Some examples questions to investigate when auditing a dataset:

* Are there missing feature values for a large number of observations?
* Are there features that are missing that might affect other features?
* Are there any unexpected feature values?
* What signs of data skew do you see?

## 4. Prepare the data for machine learning algorithms

Here you should perform data cleaning and transformations. Examples are removing or replacing missing values, turning categorical features into one-hot encoding representations.

## 5. Select a model and train it

We suggest you select two or more algorithms (e.g. KNN, Decision Trees, Random Forest).


## 6. Optional: Fine-tune your model

Get the optimal hyperparameter configuration for each chosen algorithm. 

Only in the end, you should use test data to collect metrics

## 7. Present your solution

Here you should summarise your findings

## 8. Launch, monitor, and maintain your system

Out of the scope for this exercise.

## 9. Reflect on the what you did

Take some time, reflecting on what you did and how you have peformed.

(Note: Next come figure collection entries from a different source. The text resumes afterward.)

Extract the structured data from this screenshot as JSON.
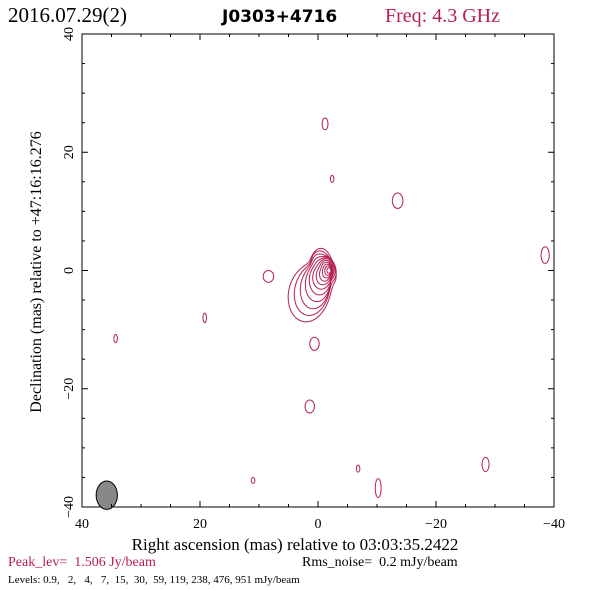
{
  "header": {
    "date": "2016.07.29(2)",
    "source": "J0303+4716",
    "freq": "Freq: 4.3 GHz"
  },
  "footer": {
    "peak": "Peak_lev=  1.506 Jy/beam",
    "rms": "Rms_noise=  0.2 mJy/beam",
    "levels": "Levels: 0.9,   2,   4,   7,  15,  30,  59, 119, 238, 476, 951 mJy/beam"
  },
  "colors": {
    "contour": "#b5204f",
    "axis": "#000000",
    "beam": "#888888"
  },
  "chart_data": {
    "type": "contour",
    "xlabel": "Right ascension (mas) relative to 03:03:35.2422",
    "ylabel": "Declination (mas) relative to +47:16:16.276",
    "xlim": [
      40,
      -40
    ],
    "ylim": [
      -40,
      40
    ],
    "x_ticks": [
      40,
      20,
      0,
      -20,
      -40
    ],
    "y_ticks": [
      -40,
      -20,
      0,
      20,
      40
    ],
    "x_tick_labels": [
      "40",
      "20",
      "0",
      "−20",
      "−40"
    ],
    "y_tick_labels": [
      "−40",
      "−20",
      "0",
      "20",
      "40"
    ],
    "core_center": [
      -0.5,
      0.0
    ],
    "core_levels": 11,
    "beam": {
      "x": 35.8,
      "y": -38.0,
      "major": 2.4,
      "minor": 1.8
    },
    "islands": [
      {
        "x": -1.2,
        "y": 24.8,
        "rx": 0.5,
        "ry": 1.0
      },
      {
        "x": -2.4,
        "y": 15.5,
        "rx": 0.3,
        "ry": 0.6
      },
      {
        "x": -13.5,
        "y": 11.8,
        "rx": 0.9,
        "ry": 1.3
      },
      {
        "x": -38.5,
        "y": 2.6,
        "rx": 0.7,
        "ry": 1.4
      },
      {
        "x": 8.4,
        "y": -1.0,
        "rx": 0.9,
        "ry": 1.0
      },
      {
        "x": 19.2,
        "y": -8.0,
        "rx": 0.3,
        "ry": 0.8
      },
      {
        "x": 34.3,
        "y": -11.5,
        "rx": 0.3,
        "ry": 0.7
      },
      {
        "x": 0.6,
        "y": -12.4,
        "rx": 0.8,
        "ry": 1.1
      },
      {
        "x": 1.4,
        "y": -23.0,
        "rx": 0.8,
        "ry": 1.1
      },
      {
        "x": -6.8,
        "y": -33.5,
        "rx": 0.3,
        "ry": 0.6
      },
      {
        "x": -28.4,
        "y": -32.8,
        "rx": 0.6,
        "ry": 1.2
      },
      {
        "x": 11.0,
        "y": -35.5,
        "rx": 0.3,
        "ry": 0.5
      },
      {
        "x": -10.2,
        "y": -36.8,
        "rx": 0.5,
        "ry": 1.6
      }
    ]
  }
}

Use the the following learning outcomes of the Master of Applied AI as a basis:

B3: Je ontwikkelt een nieuw of voorgetraind AI-model volgens een iteratief en systematisch proces.

C2: Je evalueert en beoordeelt de kwaliteit van een AI-model aan de hand van kwaliteitscriteria die in het vakgebied erkend worden zoals robustness, performance, scalability, explainability, model complexity en resource demand.

D1: Je verzamelt en verwerkt actief feedback over de eigen kennis, vaardigheden en ontwikkeling en laat zien deze feedback te kunnen gebruiken om je werk te verbeteren.